Uma nova certidão facilita a mudança de outros documentos como o cartão de cidadão ou a carta de condução. Mas há ainda uma grande diferença entre esta e outras leis europeias: a proposta irlandesa não estipula que seja necessária uma avaliação médica para validar uma alteração.

Broden Giambone, da Rede para a Igualdade Transgénero na Irlanda, salienta que “a maior parte dos países exige que um psiquiatra, psicólogo ou um médico assine uma autorização para validar a tua escolha. Na Irlanda, não vai ser necessário. E isso é extremamente importante para os transgénero, porque somos nós que temos o direito à autodeterminação. Sou eu que posso dizer se sou um homem, não preciso que seja um psiquiatra a dizê-lo.”

Os médicos não têm uma palavra a dizer?

Donal O’Shea é um endocrinologista especializado no tratamento de pacientes que decidem assumir outro género. Segundo este médico, estamos a falar de um a dois por cento da população mundial. Apesar de defender os seus direitos, mantém a precaução no que toca a esta lei.

“Eu tenho algumas reservas sobre o facto de não ser necessário o parecer de um médico sobre a condição transgénero. Não estou preocupado com os verdadeiros transgénero, mas com aquela minoria que tem distúrbios de personalidade focados na questão do género. Esses não devem ser encorajados a mudar as coisas, porque vai acabar por ser prejudicial”, declara.

Donal O’Shea concorda com o espírito da lei, mas salienta que há dúvidas sobre um outro aspeto também. A proposta prevê uma idade mínima de 18 anos para requerer a mudança. No entanto, há muitos que defendem que, em casos evidentes, isso ocorra o mais cedo possível.
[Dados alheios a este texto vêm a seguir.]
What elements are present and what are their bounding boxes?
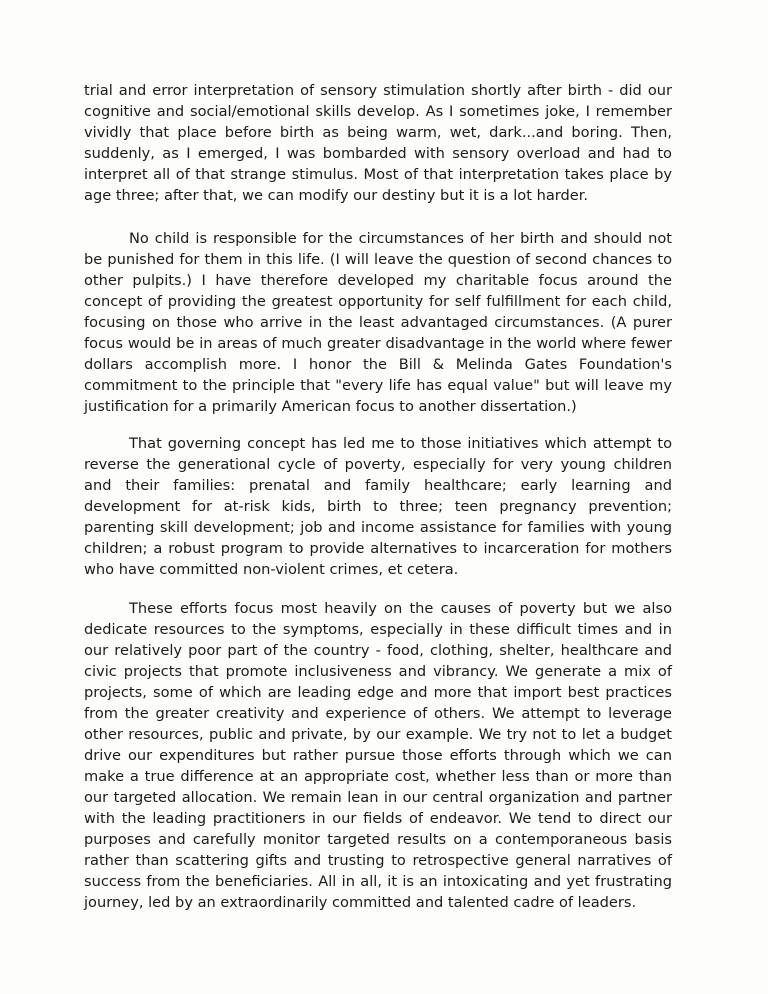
paragraph-efforts-focus: These efforts focus most heavily on the causes of poverty but we also dedicate resources to the symptoms, especially in these difficult times and in our relatively poor part of the country - food, clothing, shelter, healthcare and civic projects that promote inclusiveness and vibrancy. We generate a mix of projects, some of which are leading edge and more that import best practices from the greater creativity and experience of others. We attempt to leverage other resources, public and private, by our example. We try not to let a budget drive our expenditures but rather pursue those efforts through which we can make a true difference at an appropriate cost, whether less than or more than our targeted allocation. We remain lean in our central organization and partner with the leading practitioners in our fields of endeavor. We tend to direct our purposes and carefully monitor targeted results on a contemporaneous basis rather than scattering gifts and trusting to retrospective general narratives of success from the beneficiaries. All in all, it is an intoxicating and yet frustrating journey, led by an extraordinarily committed and talented cadre of leaders. bbox=[84, 600, 672, 911]
paragraph-continuation: trial and error interpretation of sensory stimulation shortly after birth - did our cognitive and social/emotional skills develop. As I sometimes joke, I remember vividly that place before birth as being warm, wet, dark...and boring. Then, suddenly, as I emerged, I was bombarded with sensory overload and had to interpret all of that strange stimulus. Most of that interpretation takes place by age three; after that, we can modify our destiny but it is a lot harder. bbox=[84, 82, 672, 204]
paragraph-governing-concept: That governing concept has led me to those initiatives which attempt to reverse the generational cycle of poverty, especially for very young children and their families: prenatal and family healthcare; early learning and development for at-risk kids, birth to three; teen pregnancy prevention; parenting skill development; job and income assistance for families with young children; a robust program to provide alternatives to incarceration for mothers who have committed non-violent crimes, et cetera. bbox=[84, 435, 672, 578]
paragraph-child-responsibility: No child is responsible for the circumstances of her birth and should not be punished for them in this life. (I will leave the question of second chances to other pulpits.) I have therefore developed my charitable focus around the concept of providing the greatest opportunity for self fulfillment for each child, focusing on those who arrive in the least advantaged circumstances. (A purer focus would be in areas of much greater disadvantage in the world where fewer dollars accomplish more. I honor the Bill & Melinda Gates Foundation's commitment to the principle that "every life has equal value" but will leave my justification for a primarily American focus to another dissertation.) bbox=[84, 230, 672, 415]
Segundo O’Shea, “o transgénero verdadeiro tem a certeza que vive no corpo errado desde que tem memória, seguramente antes dos cinco anos. Mas o problema é que, entre aqueles que são diagnosticados antes da puberdade, há cerca de 5% a mudar de ideias mais tarde. Entre os que são confirmados depois da puberdade, a taxa é de menos de 1%. É preciso proteger as crianças mais novas.”

Mas há quem aguarde uma revolução num país que tem visto mudar muita coisa recentemente.

Quando pedimos a Sam fotografias suas antes da transição, obtemos apenas uma… em bebé. “Eu acho que o género dos bebés não depende do que as pessoas lhes vestem. Nunca sabemos dizer se um bebé é rapaz ou rapariga. Não é uma coisa evidente, até ao momento em que alguém decide vestir-lhe um determinado tipo de roupa. É por isso que eu tenho mais facilidade em lidar com as minhas fotografias em bebé do que com as outras mais tarde. Gosto de recordar as coisas, mas é complicado mostrá-las aos outros, porque não têm a ver com quem eu sou agora”, explica.